BENGALURU: We-Work India, a fully-owned subsidiary of Embassy Group, plans to raise $200 million (about Rs 1,421 crore) to fund its growth and more than double the number of desks it operates to 100,000 by 2020 from 48,000, even as the company battles falling valuation and investor faith in its global business.
Since the launch of the American shared workspaces provider in India, the Bengaluru-based Embassy Group has invested Rs 1,500 crore in the WeWork affiliate. It operates desks across the top six markets in the country, including Bengaluru and Mumbai.
“WeWork India has grown faster than any other global locations. We are in talks with global and domestic investors to raise money, mostly as structured debt,” said Jitu Virwani, chairman, Embassy Group.
The fundraising plans come amid controversy around WeWork’s initial public offering. We-Work’s parent, The We Company, withdrew IPO a week after the SoftBankbacked flexible office startup ousted founder Adam Neumann as its chief executive.

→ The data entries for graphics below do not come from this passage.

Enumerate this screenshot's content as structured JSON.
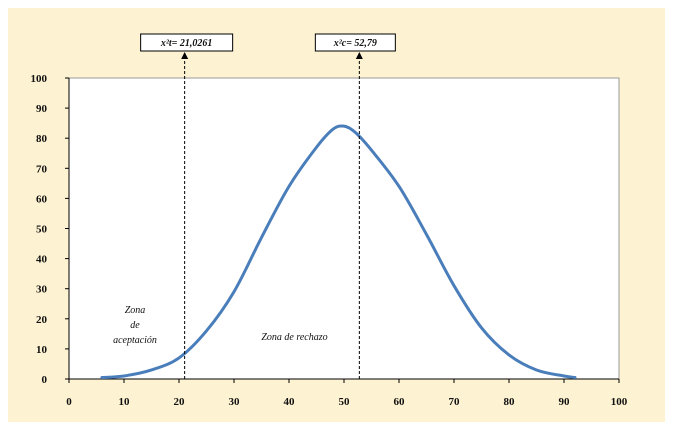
{
  "colors": {
    "page_bg": "#ffffff",
    "frame_bg": "#fdf2d2",
    "plot_bg": "#ffffff",
    "curve": "#4a7ebb",
    "axis": "#000000"
  },
  "chart_data": {
    "type": "line",
    "title": "",
    "xlabel": "",
    "ylabel": "",
    "xlim": [
      0,
      100
    ],
    "ylim": [
      0,
      100
    ],
    "x_ticks": [
      0,
      10,
      20,
      30,
      40,
      50,
      60,
      70,
      80,
      90,
      100
    ],
    "y_ticks": [
      0,
      10,
      20,
      30,
      40,
      50,
      60,
      70,
      80,
      90,
      100
    ],
    "grid": false,
    "series": [
      {
        "x": [
          6,
          10,
          15,
          20,
          25,
          30,
          35,
          40,
          45,
          48,
          50,
          52,
          55,
          60,
          65,
          70,
          75,
          80,
          85,
          90,
          92
        ],
        "y": [
          0.5,
          1,
          3,
          7,
          16,
          29,
          47,
          64,
          77,
          83,
          84,
          82,
          76,
          64,
          48,
          31,
          17,
          8,
          3,
          1,
          0.5
        ]
      }
    ],
    "reference_lines": [
      {
        "x": 21.0261,
        "label": "x²t= 21,0261"
      },
      {
        "x": 52.79,
        "label": "x²c=  52,79"
      }
    ],
    "annotations": [
      {
        "lines": [
          "Zona",
          "de",
          "aceptación"
        ],
        "x": 12,
        "y": 20
      },
      {
        "lines": [
          "Zona de rechazo"
        ],
        "x": 41,
        "y": 13
      }
    ]
  }
}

Embassy Group is also in the process of raising ₹4,000 crore through divestment of assets to retire debt and invest in We-Work India expansion. “We are raising capital to keep liquid cash. Some part of it may go for WeWork growth too,” said Jitu Virwani.
The real estate developer currently has around ₹7,000 crore debt. The company holds the franchise for WeWork in India till end of 2021. It would like to retain the brand but WeWork holds the first right of refusal and can buy the Indian realty developer out.
Embassy Group had paid around $200 million for the franchise two years ago.